# ncrease your WEI score... manually! (performance index), Windows Experience Index



## Ankur Mittal (May 15, 2007)

Navigate to C:\Windows\Performance\WinSAT\DataStore\xxxx-xx-xx xx.xx.xx.xxx Assessment.WinSAT.xml. Open it with notepad. Approximately one 'paragraph' down, you will see listings between the 'winspr' tags. These listings include 'system score', 'memoryscore', 'cpuscore', 'cpusubaggscore', 'videoencodescore', 'graphicsscore', 'gamingscore', and 'diskscore'. Simply change the value that appears between the opening and closing tags. Changing your graphics score to be over 3.0 allows you to have themes for the photo screensaver. Other effects are still unknown.

Have fun!


----------



## sam_1710 (May 15, 2007)

Please mention the source buddy... 
This is the cached version of the post!! 
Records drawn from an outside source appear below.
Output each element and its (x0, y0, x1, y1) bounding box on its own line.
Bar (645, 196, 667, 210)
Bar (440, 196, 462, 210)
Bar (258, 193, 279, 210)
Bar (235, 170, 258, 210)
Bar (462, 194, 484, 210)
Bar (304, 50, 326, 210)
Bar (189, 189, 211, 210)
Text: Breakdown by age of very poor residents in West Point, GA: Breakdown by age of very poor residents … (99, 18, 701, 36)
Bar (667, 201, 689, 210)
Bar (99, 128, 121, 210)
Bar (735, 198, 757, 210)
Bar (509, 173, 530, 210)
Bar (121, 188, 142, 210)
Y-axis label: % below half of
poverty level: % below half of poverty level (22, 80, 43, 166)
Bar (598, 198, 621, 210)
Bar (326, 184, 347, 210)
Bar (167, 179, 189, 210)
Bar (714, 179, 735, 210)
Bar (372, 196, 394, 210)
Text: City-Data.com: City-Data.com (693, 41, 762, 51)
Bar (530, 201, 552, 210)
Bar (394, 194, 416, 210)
*72.14.235.104/search?q=cache:_Yk16......+manually!&hl=en&ct=clnk&cd=1&client=opera


----------



## iMav (May 15, 2007)

but wats the point ... the true experience is gonna be what it is ... so ur actually foolng only urself


----------



## Ankur Mittal (May 15, 2007)

U get some new screensavers if Ur rating is less than 3 and increase it and we aren't just fooling ourselves,we know what our computer is but it looks good and U can ofcourse show off to Ur friends.


----------



## iMav (May 15, 2007)

so ur actually foolng only urself and a a few friends  screensavers no ppoint i dont use ... thanx for the info helpful


----------